Standard Grill

As excited as I was to finally meet Matthew Williamson, my most favorite designer, I obviously needed to figure out where to eat after the party.  I am sure that most fashionistas attending the party were not bothered with such concerns, but food is always ahead of fashion for me.  I happened to be in the Meatpacking District early on the day of the party, and I decided to pop into the Standard to see about a dinner reservation- it is around the corner from the Matthew store and I was in the mood for chicken.  Itook my hair down from my pony tail, shaked it around to a perfect dishevel, and walked up to the two hostesses, at the host desk, which obviously has a computer.

 Me: Hi, I would like to see about making a reservation for dinner tonight.

Asshole:  Yeah, we don’t take reservations, you have to call the reservationists.

Me: Really?  I live in the neighborhood and thought that maybe you could just see what you have available.

Asshole: Here is the number, you have to call them, we like can’t do that.

Me: I don’t need the card, I know how to use the phone, thank you for nothing.

 Are you fucking serious?? What exactly is your job if you can’t take a goddamn reservation?  What is on that computer screen- Snood? I should have taken the fucking card and called the magical reservation land (which is probably downstairs or like five feet away) while I was standing there.

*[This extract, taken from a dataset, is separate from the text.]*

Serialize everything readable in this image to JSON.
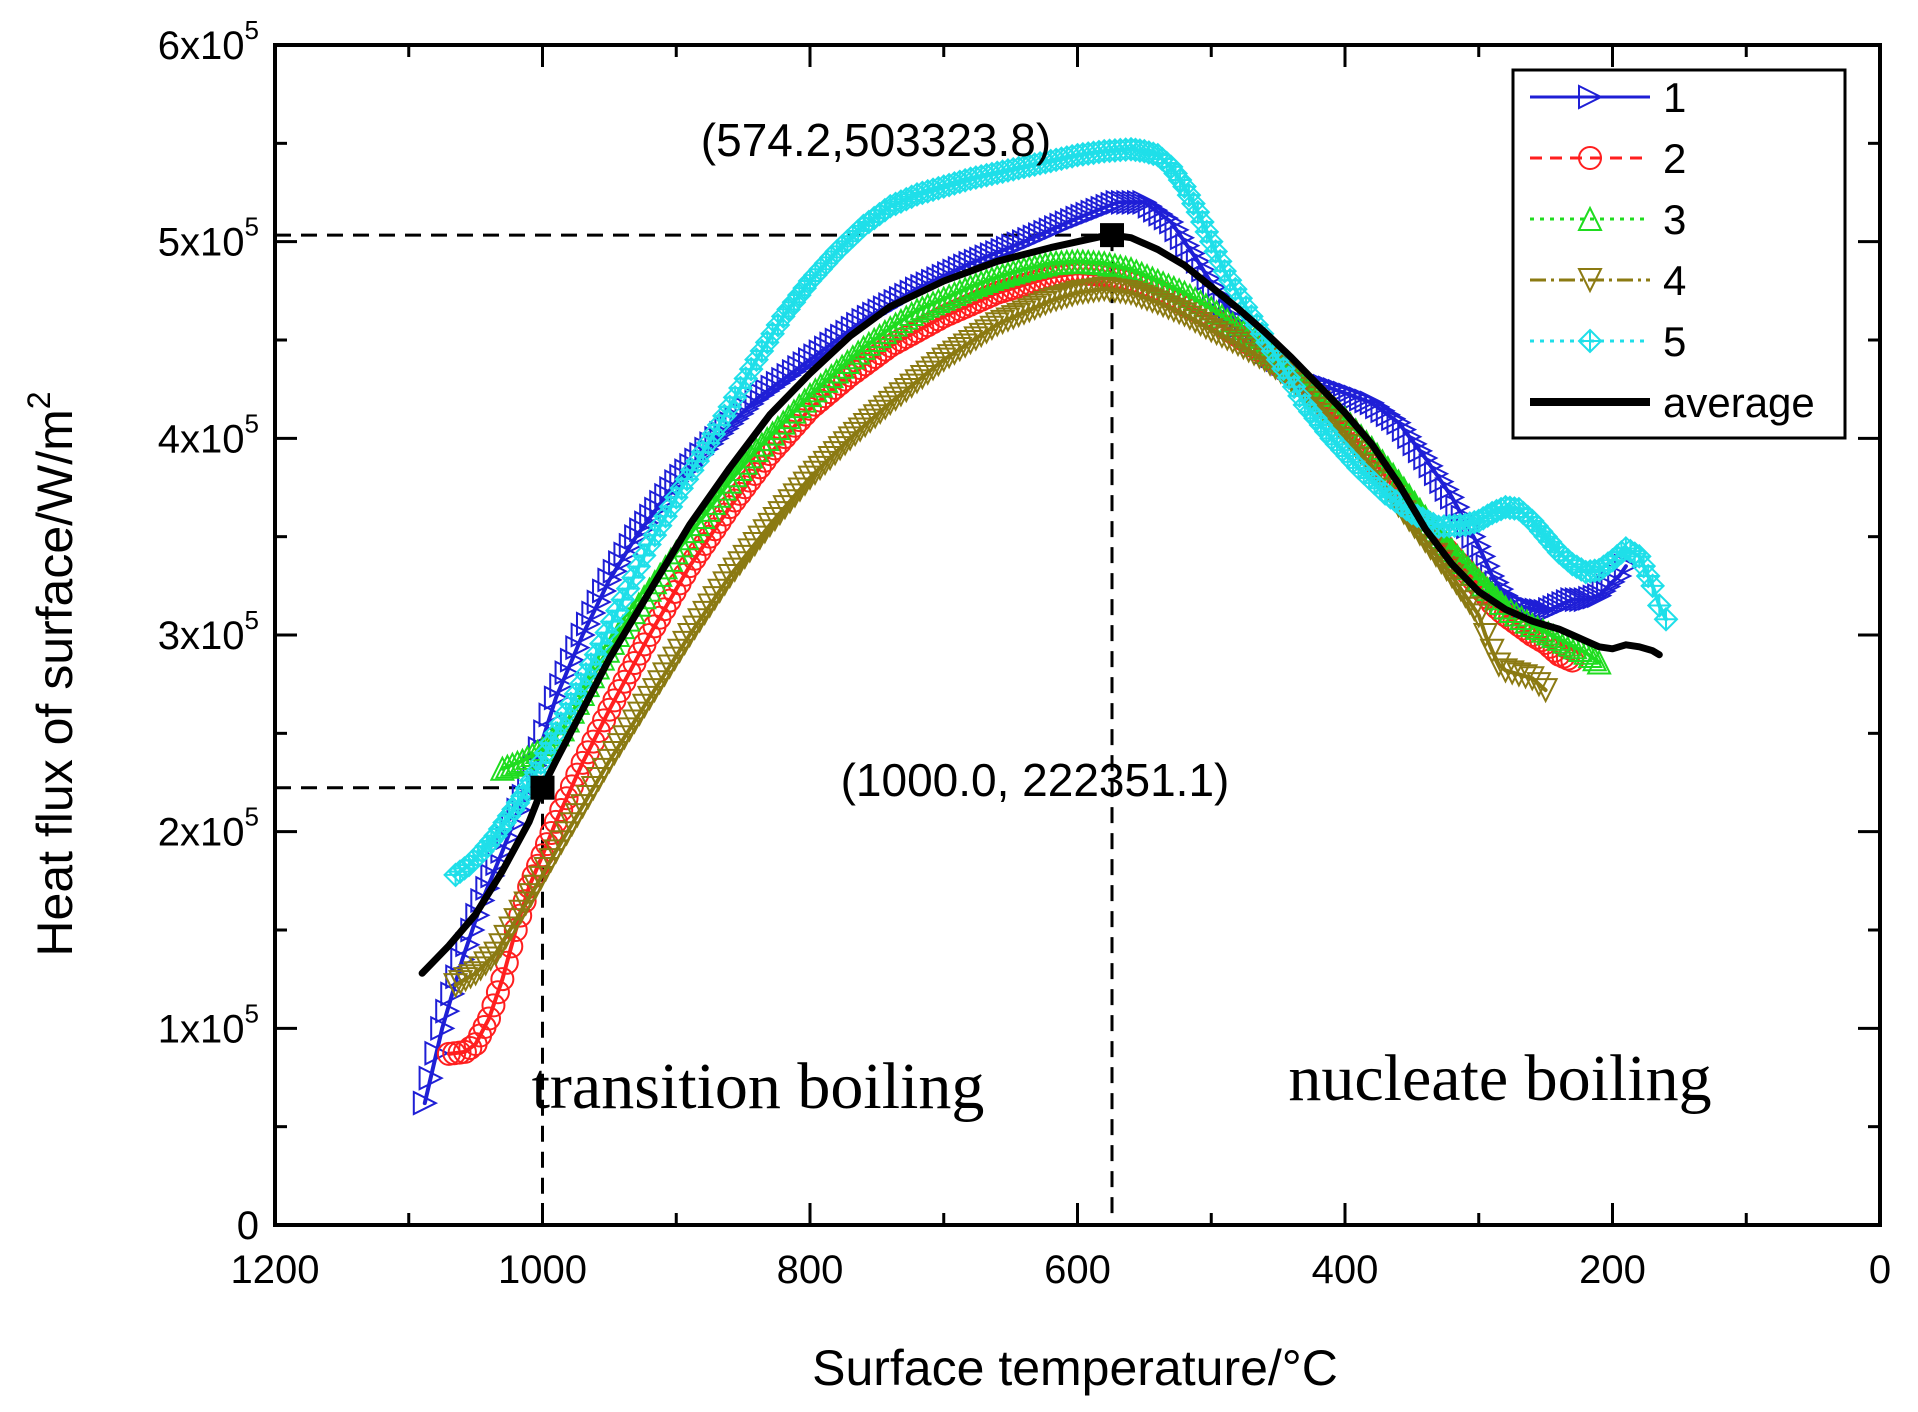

That is just an asinine system- what is the point of living in a city like New York if you can’t just pop in and talk to people face to face?  Even the Waverly, the most exclusive venue in terms of reservations, welcomes people to come and talk to the hostess.  Idiots…I guess it would have been above and beyond to actually expect them to call themselves, them being so busy just staring at that computer screen.